For the timing run, you need 'err_check_mock'. You can get this executable by modifying the 'Makefile', just change BNAME variable and (re)run make.
This software is provided to help you get the job done. Hopefully to solve a problem, but possibly as a nice pastime. There are no restrictions whatsoever on the usage of this software. You can modify and adapt it to any use you see fit. However, I cannot be held responsible for any damage arising from using this software, including but not limited to wasting your time. Also, distributing the software, even parts of it as part of another software, is not usage. Such actions are governed by "Terms for copying and distribution", as indicated below.
I appreciate, but do not require, attribution. If you are unsure about what reference to use for attribution, feel free to ask. Note that, if you simply use this software to obtain some results to write a paper, you are not required to offer me co-authorship or such. Only if I provide extensive help to you for using the software, and hence I contribute significant amount of my time specifically for your project, I would like to be offered co-authorship. Do not let this to discourage you from asking questions, but please read the documentation (at least this README and the paper) before doing so.
This software is copyright (c) 2012 by Atakan Gürkan, except where noted in the source files.
This program is free software; you can redistribute it and/or modify it under the terms of the GNU General Public License version 3 as published by the Free Software Foundation.
Note that I leave out the phrase "... or any later version", that is, you cannot merge this software with software under different versions of GPL. If you need to do this, please contact me and if the version you propose is reasonable for me, I will make an addition or exception to these terms.
This software is distributed in the hope that it will be useful, but WITHOUT ANY WARRANTY; without even the implied warranty of MERCHANTABILITY or FITNESS FOR A PARTICULAR PURPOSE. See the GNU General Public License for more details.

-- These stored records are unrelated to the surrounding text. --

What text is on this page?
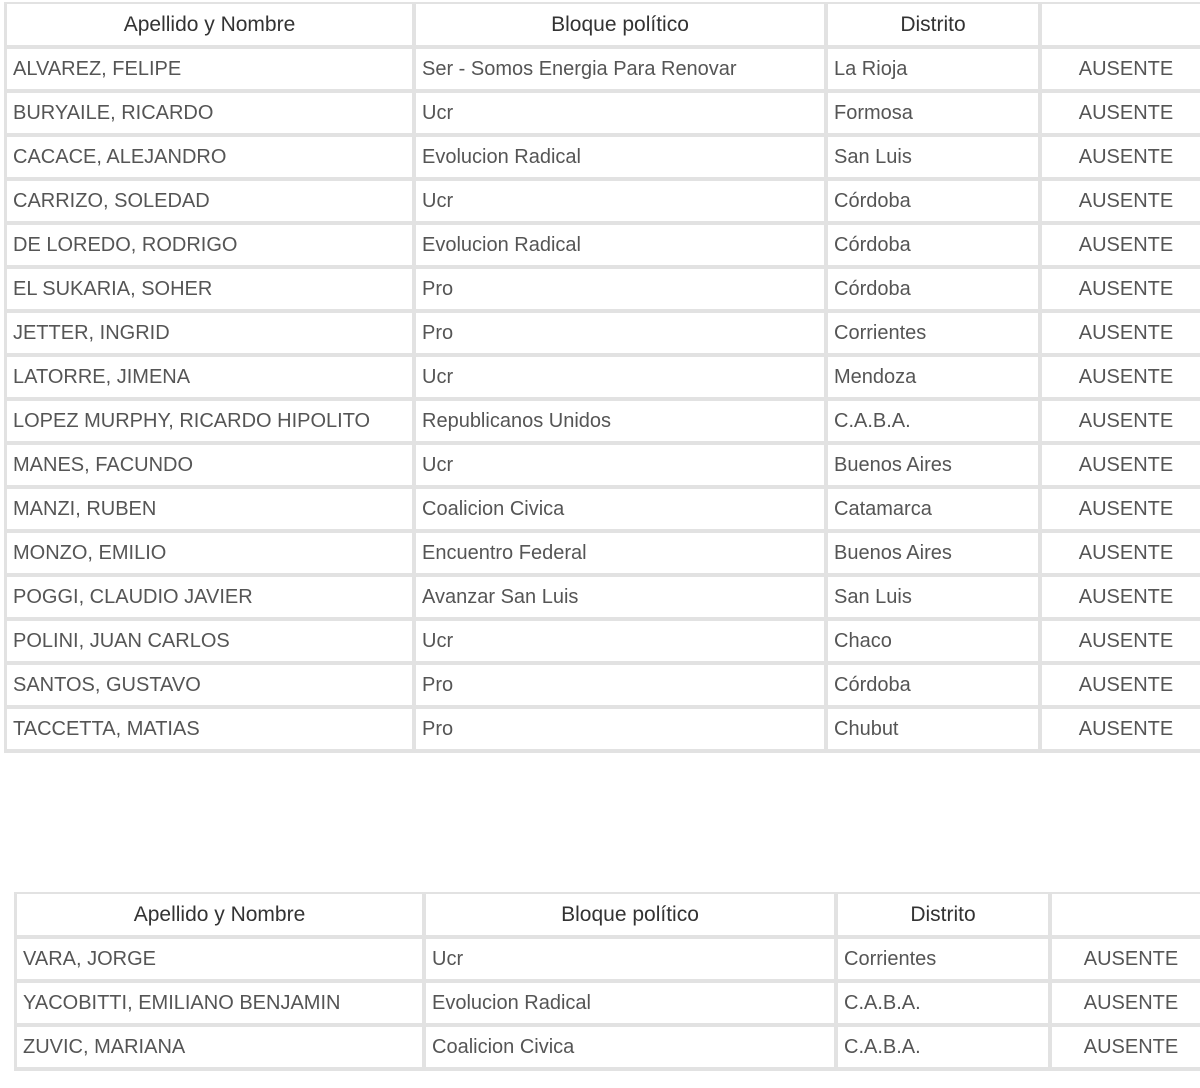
Apellido y Nombre	Bloque político	Distrito	
ALVAREZ, FELIPE	Ser - Somos Energia Para Renovar	La Rioja	AUSENTE
BURYAILE, RICARDO	Ucr	Formosa	AUSENTE
CACACE, ALEJANDRO	Evolucion Radical	San Luis	AUSENTE
CARRIZO, SOLEDAD	Ucr	Córdoba	AUSENTE
DE LOREDO, RODRIGO	Evolucion Radical	Córdoba	AUSENTE
EL SUKARIA, SOHER	Pro	Córdoba	AUSENTE
JETTER, INGRID	Pro	Corrientes	AUSENTE
LATORRE, JIMENA	Ucr	Mendoza	AUSENTE
LOPEZ MURPHY, RICARDO HIPOLITO	Republicanos Unidos	C.A.B.A.	AUSENTE
MANES, FACUNDO	Ucr	Buenos Aires	AUSENTE
MANZI, RUBEN	Coalicion Civica	Catamarca	AUSENTE
MONZO, EMILIO	Encuentro Federal	Buenos Aires	AUSENTE
POGGI, CLAUDIO JAVIER	Avanzar San Luis	San Luis	AUSENTE
POLINI, JUAN CARLOS	Ucr	Chaco	AUSENTE
SANTOS, GUSTAVO	Pro	Córdoba	AUSENTE
TACCETTA, MATIAS	Pro	Chubut	AUSENTE
Apellido y Nombre	Bloque político	Distrito	
VARA, JORGE	Ucr	Corrientes	AUSENTE
YACOBITTI, EMILIANO BENJAMIN	Evolucion Radical	C.A.B.A.	AUSENTE
ZUVIC, MARIANA	Coalicion Civica	C.A.B.A.	AUSENTE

You should have received a copy of the GNU General Public License along with this program; if not, write to the Free Software Foundation, Inc., 59 Temple Place - Suite 330, Boston, MA 02111-1307, USA.
Parts of this software may be provided with licenses different from but compatible with GNU General Public License version 3. All such parts are clearly marked in the source code files. For those parts, you are free to use GNU General Public License version 3 or the particular license indicated in the source code.